The bagel head was great clickbait, but the coverage made it seem far more popular in Japan than it actually was. “Bagel heading” is expensive, takes two hours, and looks weird and gross to the Japanese too. It was a trend among only the really hardcore body-modification fans. Most Japanese people had no idea that such thing existed. Most of us in the West didn’t know it originated in Canada.

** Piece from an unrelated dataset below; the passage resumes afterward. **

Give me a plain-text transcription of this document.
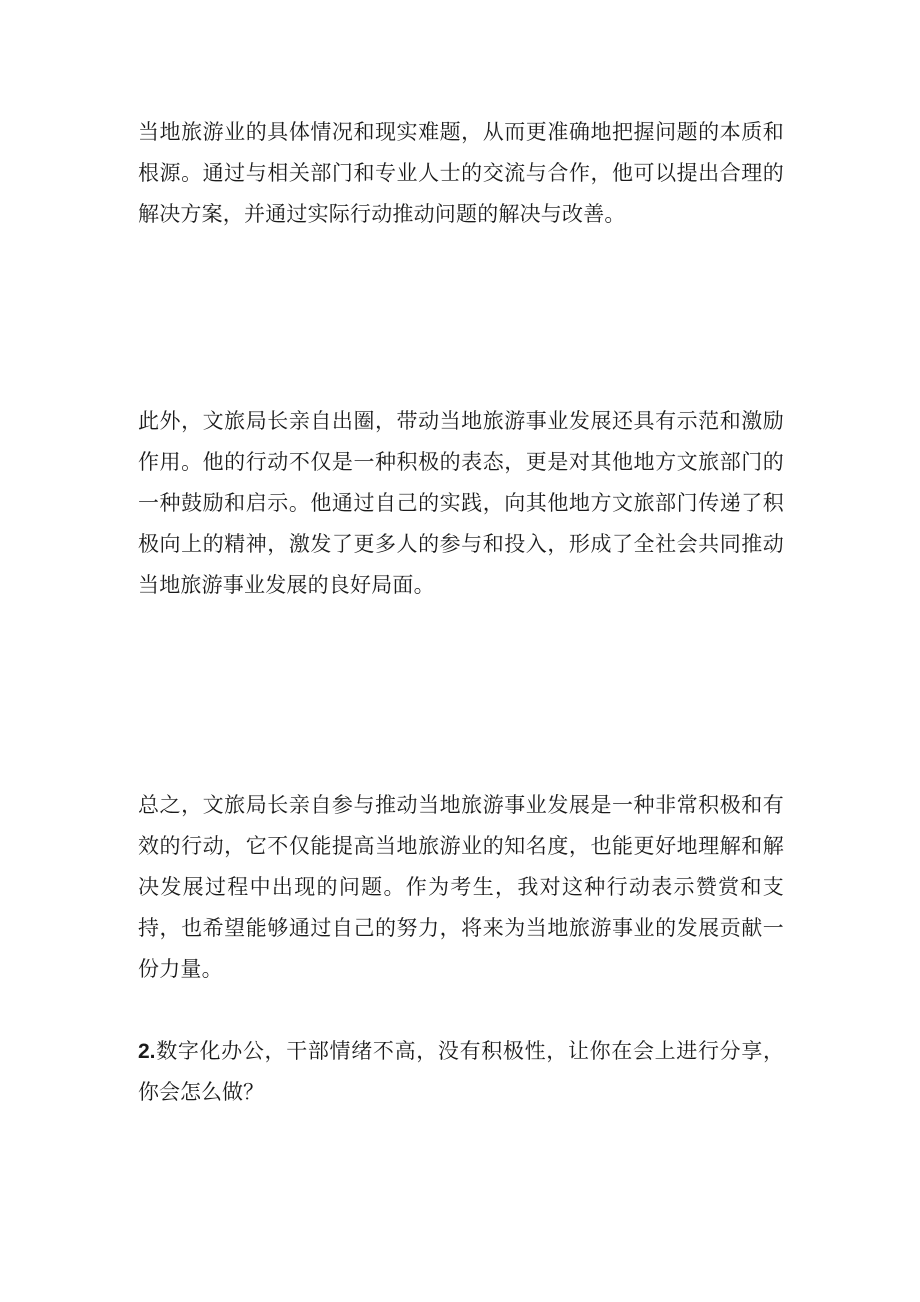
当地旅游业的具体情况和现实难题，从而更准确地把握问题的本质和根源。通过与相关部门和专业人士的交流与合作，他可以提出合理的解决方案，并通过实际行动推动问题的解决与改善。

此外，文旅局长亲自出圈，带动当地旅游事业发展还具有示范和激励作用。他的行动不仅是一种积极的表态，更是对其他地方文旅部门的一种鼓励和启示。他通过自己的实践，向其他地方文旅部门传递了积极向上的精神，激发了更多人的参与和投入，形成了全社会共同推动当地旅游事业发展的良好局面。

总之，文旅局长亲自参与推动当地旅游事业发展是一种非常积极和有效的行动，它不仅能提高当地旅游业的知名度，也能更好地理解和解决发展过程中出现的问题。作为考生，我对这种行动表示赞赏和支持，也希望能够通过自己的努力，将来为当地旅游事业的发展贡献一份力量。

2.数字化办公，干部情绪不高，没有积极性，让你在会上进行分享，你会怎么做？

The palm surgery story is not only big in Japan, but has some sort of weird logic that makes it attractive. It sits at the crossroads of rational scientific practice—namely surgery—and superstition. Even those who practice palmistry find the trend sort of strange.

“I read about this surgery and I was very surprised.” Subodh Gupta, a London-based palm reader, told the Daily Mail. “If you want to improve your fortune, take physical actions. So if you want greater health, do some exercise. I have seen people's health lines change after six months of yoga.”

That’s oddly practical, common sense advice from a practitioner of the supernatural.

But then, maybe the palm-modifiers—all 37 or possibly more of them—are more coherent than the skeptics. After all, they believe in the power of lines on their hands altering their fate. If you’re skeptical about palm reading to begin with, why should it matter if the lines have been cut in by electric scalpel? Like, if they’re unnatural, then the lines don’t work?

The most incoherent part is why people who have a thousand bucks to pay for an unnecessary surgery need their money lines extended. The most incomplete part of the story remains the scale. Stories of Japan's impending takeover of the United States have been replaced by stories of China's impending takeover. Rather than recasting the Japanese in a more human light, they now seem to be stuck as exoticized weirdos. I mean, I think tentacle porn is weird, but why should that define a culture?

It's probably time to bust out the electric scalpel and modify the storyline.